Cuando acabó la cena, llegó el goce supremo de compartir la pipa. El fragante humo vagaba por el ambiente -epílogo de la cena, preludio del atardecer- mientras las mujeres ponían la cabaña en orden; lavaron los platos y barrieron el piso con una escoba de varas de sauce. La charla se demoraba. Katrene, Kerstin y Nedda se quitaron el delantal; Karl recordaba muy bien que eso hacían su madre y sus hermanas. Siempre usaban un delantal muy adornado, como el que se había quitado Kerstin.

– Papá -dijo ella en ese momento-, ya has llenado de humo la nariz de Karl por un largo rato. Quiero llevarlo afuera para que tome aire fresco por un rato.

Karl miró a Kerstin, sobresaltado. Nunca habían estado solos antes. Pensó que estar juntos ahora, después de lo que había estado pensando durante la cena, no era una buena idea.

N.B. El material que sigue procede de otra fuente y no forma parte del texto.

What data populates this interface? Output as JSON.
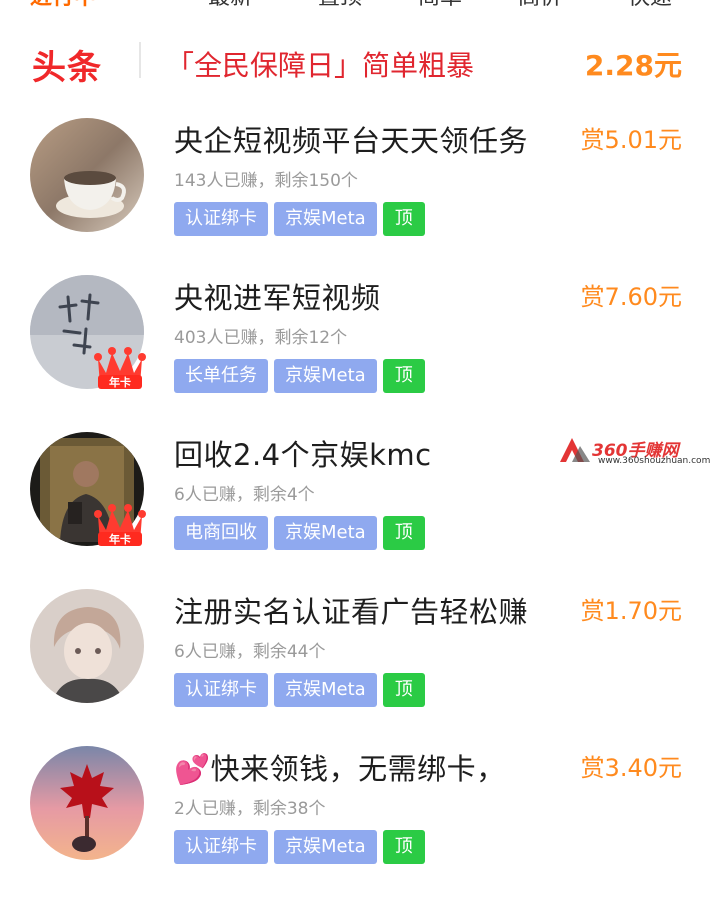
{
  "top_tabs": [
    "进行中",
    "最新",
    "置顶",
    "简单",
    "高价",
    "快速"
  ],
  "headline": {
    "tag": "头条",
    "text": "「全民保障日」简单粗暴",
    "amount": "2.28元"
  },
  "tasks": [
    {
      "title": "央企短视频平台天天领任务",
      "reward": "赏5.01元",
      "stats": "143人已赚，剩余150个",
      "tags": [
        "认证绑卡",
        "京娱Meta",
        "顶"
      ],
      "avatar_badge": ""
    },
    {
      "title": "央视进军短视频",
      "reward": "赏7.60元",
      "stats": "403人已赚，剩余12个",
      "tags": [
        "长单任务",
        "京娱Meta",
        "顶"
      ],
      "avatar_badge": "年卡"
    },
    {
      "title": "回收2.4个京娱kmc",
      "reward": "",
      "stats": "6人已赚，剩余4个",
      "tags": [
        "电商回收",
        "京娱Meta",
        "顶"
      ],
      "avatar_badge": "年卡"
    },
    {
      "title": "注册实名认证看广告轻松赚",
      "reward": "赏1.70元",
      "stats": "6人已赚，剩余44个",
      "tags": [
        "认证绑卡",
        "京娱Meta",
        "顶"
      ],
      "avatar_badge": ""
    },
    {
      "title": "快来领钱，无需绑卡，",
      "reward": "赏3.40元",
      "stats": "2人已赚，剩余38个",
      "tags": [
        "认证绑卡",
        "京娱Meta",
        "顶"
      ],
      "avatar_badge": ""
    }
  ],
  "watermark": {
    "title": "360手赚网",
    "url": "www.360shouzhuan.com"
  },
  "colors": {
    "headline_red": "#f0282a",
    "reward_orange": "#ff8a1e",
    "tag_blue": "#8fa9ef",
    "tag_green": "#2bcb45"
  }
}
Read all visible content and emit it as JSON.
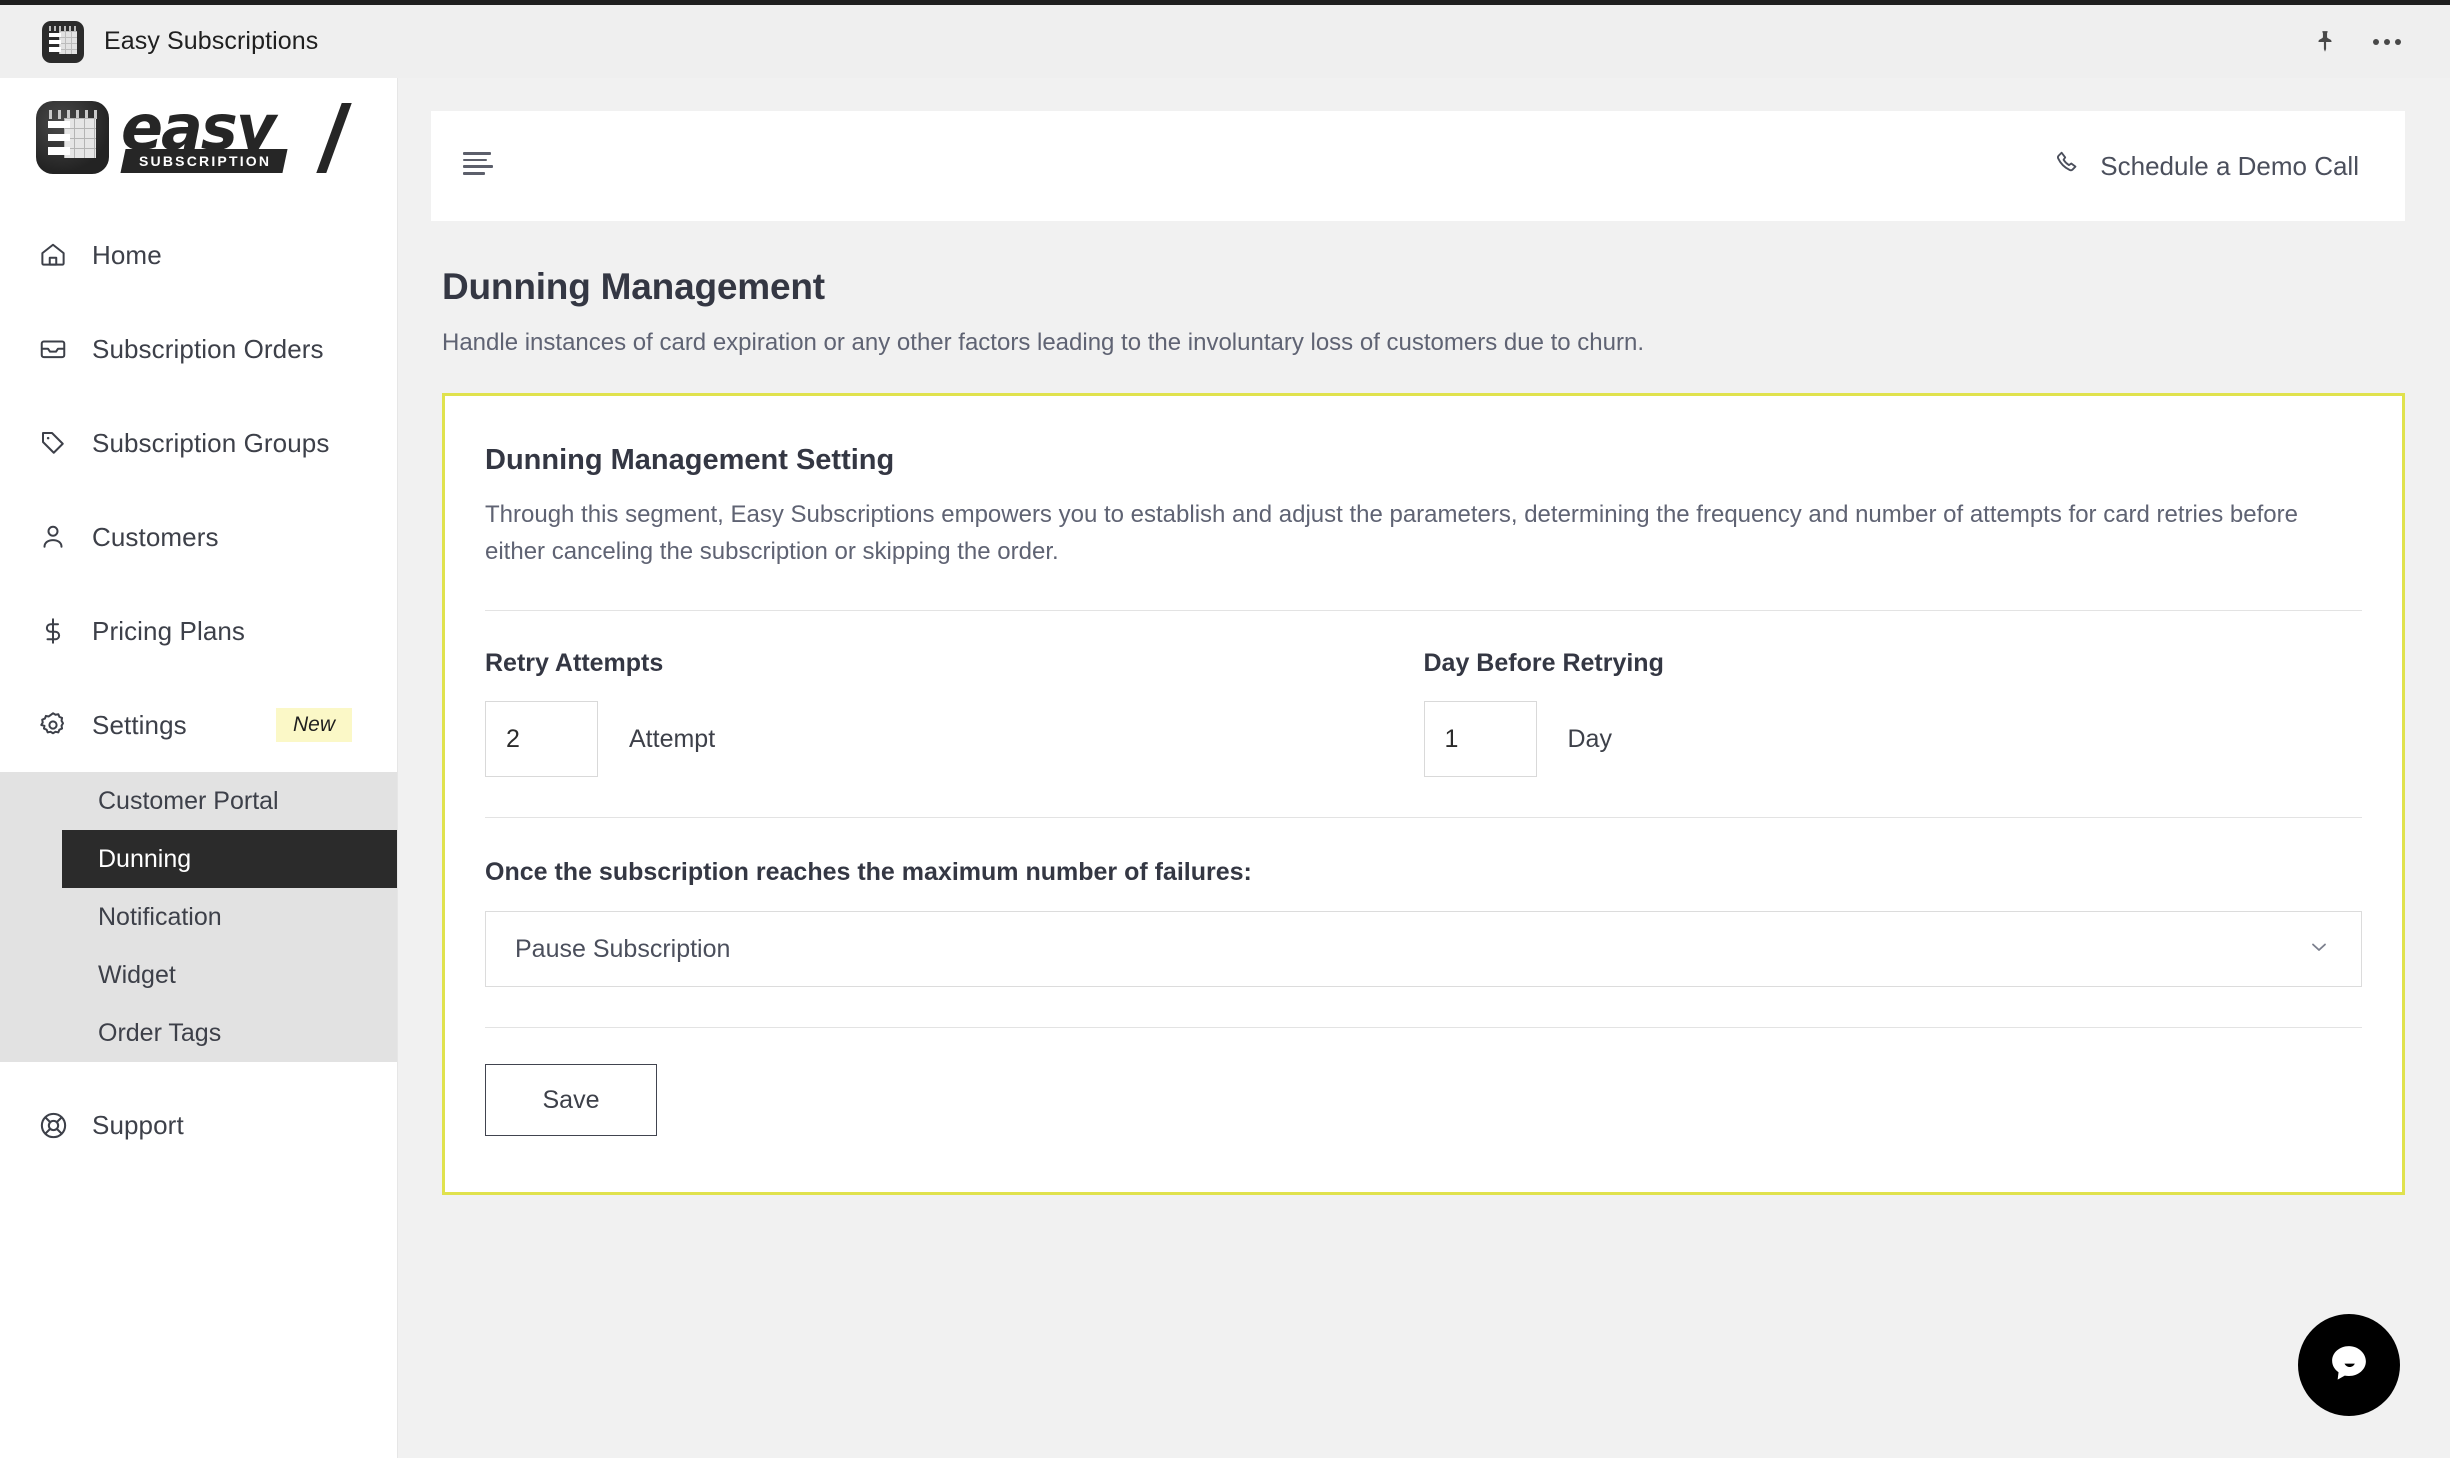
{
  "window": {
    "app_title": "Easy Subscriptions",
    "app_icon": "calendar-app-icon",
    "pin_icon": "pin-icon",
    "more_icon": "more-horizontal-icon"
  },
  "sidebar": {
    "logo": {
      "word": "easy",
      "sub": "SUBSCRIPTION"
    },
    "items": [
      {
        "label": "Home",
        "icon": "home-icon"
      },
      {
        "label": "Subscription Orders",
        "icon": "inbox-icon"
      },
      {
        "label": "Subscription Groups",
        "icon": "tag-icon"
      },
      {
        "label": "Customers",
        "icon": "person-icon"
      },
      {
        "label": "Pricing Plans",
        "icon": "dollar-icon"
      },
      {
        "label": "Settings",
        "icon": "gear-icon",
        "badge": "New"
      },
      {
        "label": "Support",
        "icon": "lifebuoy-icon"
      }
    ],
    "submenu": [
      {
        "label": "Customer Portal",
        "active": false
      },
      {
        "label": "Dunning",
        "active": true
      },
      {
        "label": "Notification",
        "active": false
      },
      {
        "label": "Widget",
        "active": false
      },
      {
        "label": "Order Tags",
        "active": false
      }
    ]
  },
  "topbar": {
    "menu_icon": "hamburger-menu-icon",
    "demo_call_label": "Schedule a Demo Call",
    "phone_icon": "phone-icon"
  },
  "page": {
    "title": "Dunning Management",
    "subtitle": "Handle instances of card expiration or any other factors leading to the involuntary loss of customers due to churn."
  },
  "card": {
    "accent_color": "#e0e24d",
    "title": "Dunning Management Setting",
    "description": "Through this segment, Easy Subscriptions empowers you to establish and adjust the parameters, determining the frequency and number of attempts for card retries before either canceling the subscription or skipping the order.",
    "retry_attempts": {
      "label": "Retry Attempts",
      "value": "2",
      "unit": "Attempt"
    },
    "day_before_retrying": {
      "label": "Day Before Retrying",
      "value": "1",
      "unit": "Day"
    },
    "max_failures": {
      "label": "Once the subscription reaches the maximum number of failures:",
      "selected": "Pause Subscription",
      "caret_icon": "chevron-down-icon"
    },
    "save_label": "Save"
  },
  "chat": {
    "icon": "chat-bubble-icon"
  }
}
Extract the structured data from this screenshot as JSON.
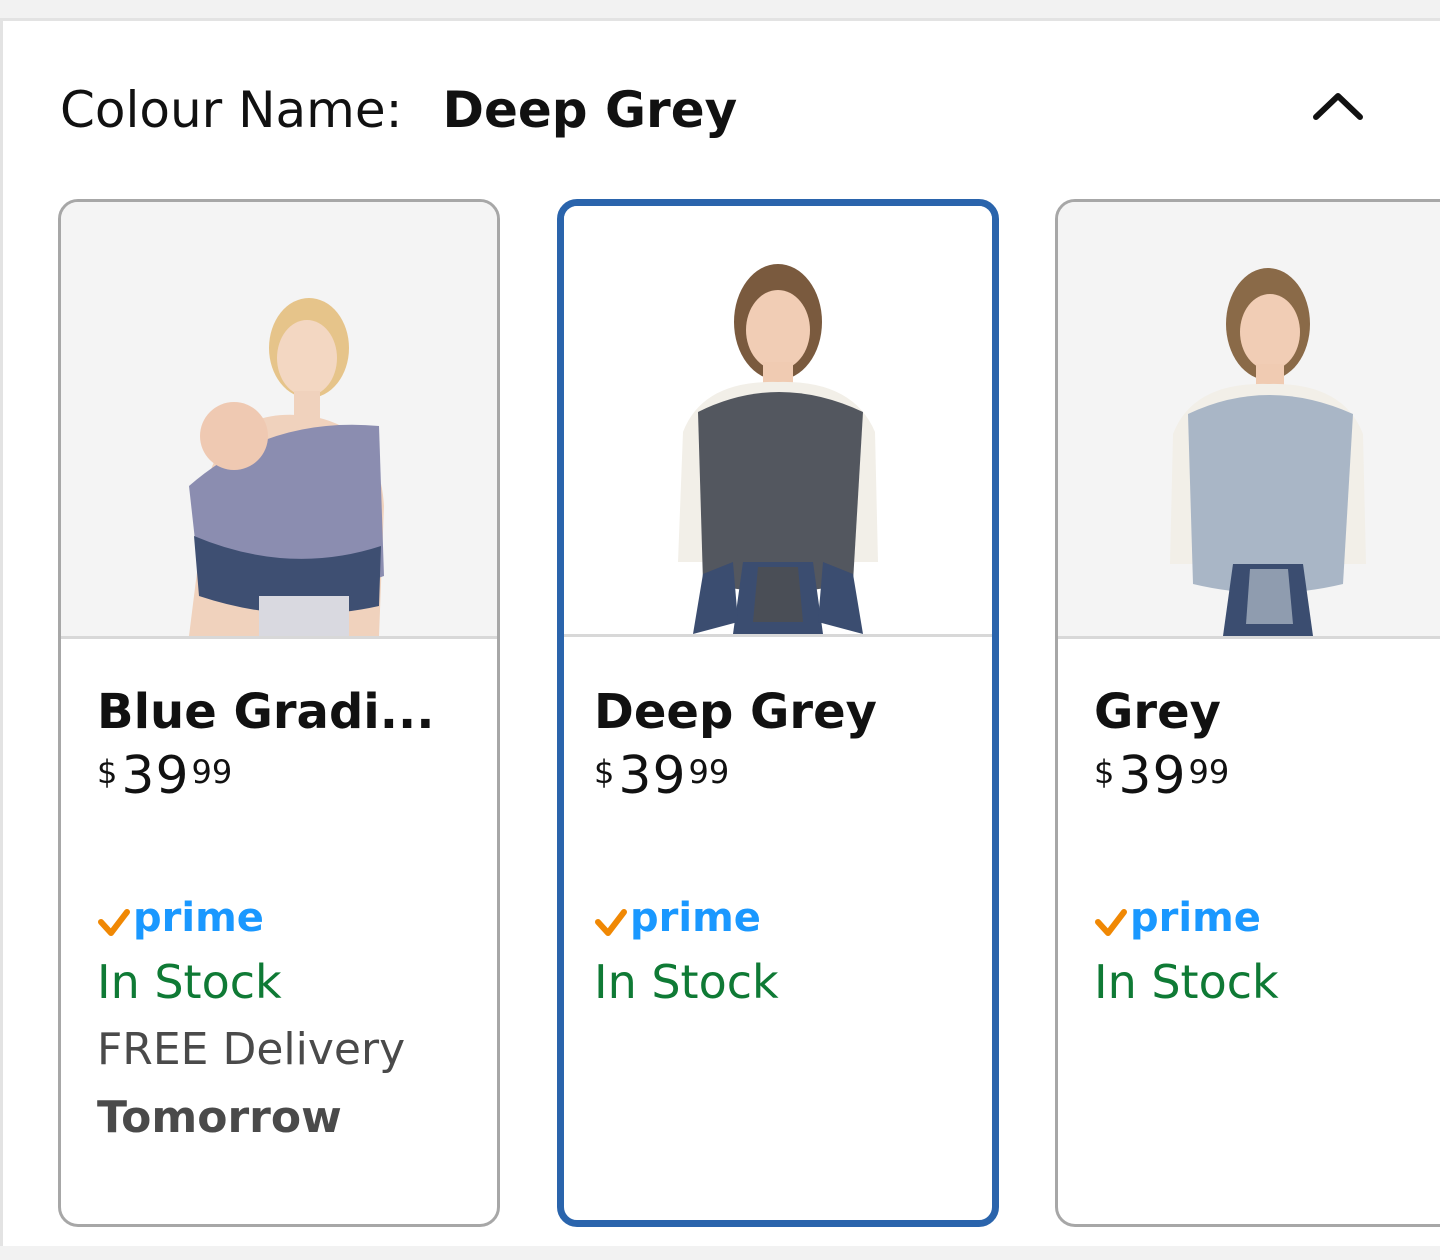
{
  "header": {
    "label": "Colour Name:",
    "selected_value": "Deep Grey"
  },
  "icons": {
    "collapse": "chevron-up-icon",
    "prime_check": "check-icon"
  },
  "colors": {
    "selected_border": "#2a64ac",
    "prime_blue": "#1a98ff",
    "prime_check": "#f08804",
    "in_stock_green": "#0f7a35"
  },
  "options": [
    {
      "name": "Blue Gradi...",
      "price_currency": "$",
      "price_whole": "39",
      "price_fraction": "99",
      "prime_label": "prime",
      "stock": "In Stock",
      "delivery": "FREE Delivery",
      "delivery_day": "Tomorrow",
      "selected": false
    },
    {
      "name": "Deep Grey",
      "price_currency": "$",
      "price_whole": "39",
      "price_fraction": "99",
      "prime_label": "prime",
      "stock": "In Stock",
      "selected": true
    },
    {
      "name": "Grey",
      "price_currency": "$",
      "price_whole": "39",
      "price_fraction": "99",
      "prime_label": "prime",
      "stock": "In Stock",
      "selected": false
    }
  ]
}
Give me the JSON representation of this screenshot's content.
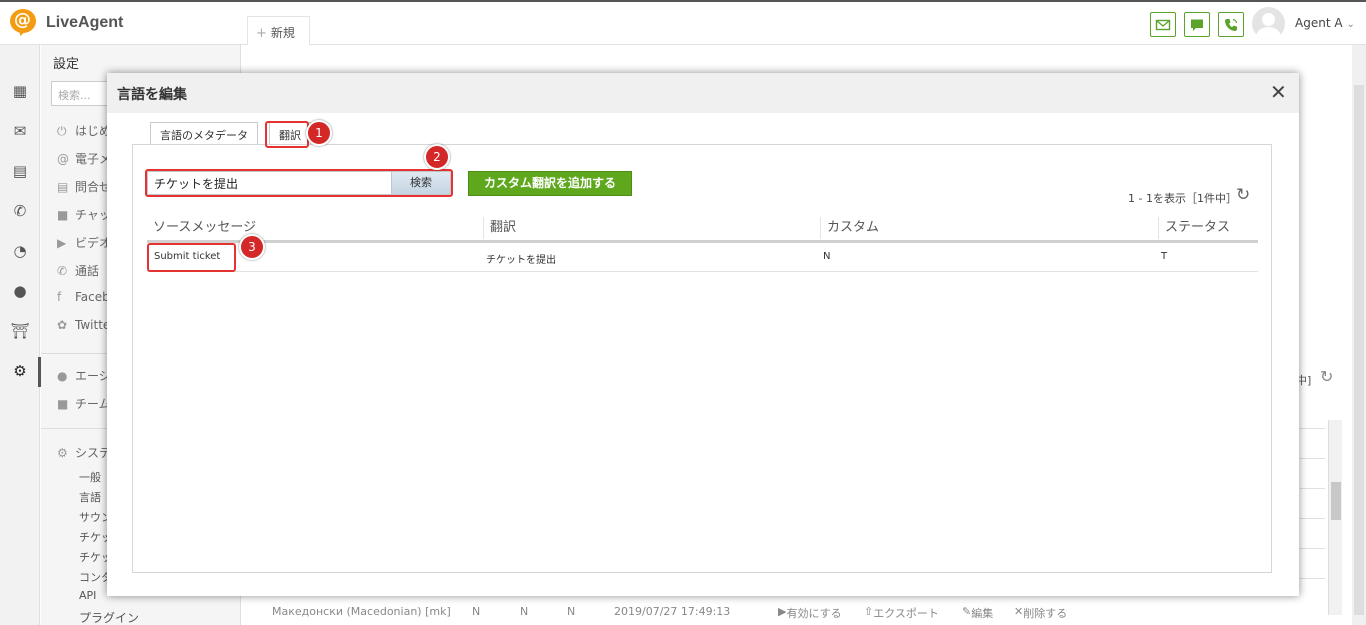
{
  "app": {
    "logo_text": "LiveAgent",
    "new_tab_label": "新規",
    "agent_name": "Agent A"
  },
  "colors": {
    "brand_orange": "#f39c12",
    "accent_green": "#5fa81e",
    "annotation_red": "#d42828"
  },
  "sidebar": {
    "title": "設定",
    "search_placeholder": "検索...",
    "items": [
      {
        "label": "はじめ",
        "icon": "power-icon"
      },
      {
        "label": "電子メ",
        "icon": "at-icon"
      },
      {
        "label": "問合せ",
        "icon": "form-icon"
      },
      {
        "label": "チャッ",
        "icon": "chat-icon"
      },
      {
        "label": "ビデオ",
        "icon": "video-icon"
      },
      {
        "label": "通話",
        "icon": "phone-icon"
      },
      {
        "label": "Faceb",
        "icon": "facebook-icon"
      },
      {
        "label": "Twitte",
        "icon": "twitter-icon"
      },
      {
        "label": "エージ",
        "icon": "agents-icon"
      },
      {
        "label": "チーム",
        "icon": "folder-icon"
      },
      {
        "label": "システ",
        "icon": "gear-icon"
      }
    ],
    "sub_items": [
      "一般",
      "言語",
      "サウン",
      "チケッ",
      "チケッ",
      "コンタ",
      "API",
      "プラグイン"
    ]
  },
  "background": {
    "pager_fragment": "中]",
    "row": {
      "name": "Македонски (Macedonian) [mk]",
      "c1": "N",
      "c2": "N",
      "c3": "N",
      "date": "2019/07/27 17:49:13",
      "action_enable": "有効にする",
      "action_export": "エクスポート",
      "action_edit": "編集",
      "action_delete": "削除する"
    }
  },
  "modal": {
    "title": "言語を編集",
    "tabs": [
      "言語のメタデータ",
      "翻訳"
    ],
    "search_value": "チケットを提出",
    "search_button": "検索",
    "add_button": "カスタム翻訳を追加する",
    "pager": "1 - 1を表示［1件中］",
    "columns": [
      "ソースメッセージ",
      "翻訳",
      "カスタム",
      "ステータス"
    ],
    "rows": [
      {
        "source": "Submit ticket",
        "translation": "チケットを提出",
        "custom": "N",
        "status": "T"
      }
    ]
  },
  "annotations": [
    "1",
    "2",
    "3"
  ]
}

– Ven, Karl, quiero mostrarte el nuevo corral que hicimos para los gansos -dijo ella, indiferente. Tomó su chal y salió de la casa, con lo que no le dejó a Karl otra opción más que seguirla.

¿Qué podía hacer sino excusarse e ir tras ella? Las tablas de madera recién cortadas se veían blancas bajo el cielo del atardecer. Sí, había un nuevo corral pero no fue acerca de eso de lo que hablaron.

– ¿Cómo está Anna? -comenzó Kerstin, sin ningún preámbulo.

– ¿Anna? -preguntó Karl-. Anna está bien.

– ¿Anna está bien? -repitió Kerstin, pero la inflexión de su voz dejó a las claras lo que quería decir-. Karl, tu casa no está a más de media hora del camino. No había necesidad de que ahorraras media hora, quedándote en nuestra casa esta noche.

– No, es verdad -admitió.

– Entonces -continuó Kerstin-, yo tenía razón. Anna no está tan bien como quieres que yo crea.

Karl asintió con la cabeza. Los gansos emitían suaves cloqueos al acomodarse con sus regordetes pechos que parecían inflarse aún más en tanto se acuclillaban sobre la tierra. Había una pareja, un ganso y una gansa. Karl los observó mientras se contorsionaban buscando confort, acurrucados muy cerca uno del otro hasta que, finalmente, el ganso cobijó la cabeza bajo el ala de la gansa.

– Karl, debo preguntarte algo -dijo Kerstin en un tono natural.

– Sí… -dijo Karl, distraído, sin dejar de observar a las aves.

– ¿Yo te gusto?

Karl sintió el calor subirle por el cuello aun antes de mirar a Kerstin directo a los ojos.

– Bueno… sí, por supuesto que me gustas -contestó, sin saber qué otra cosa decir.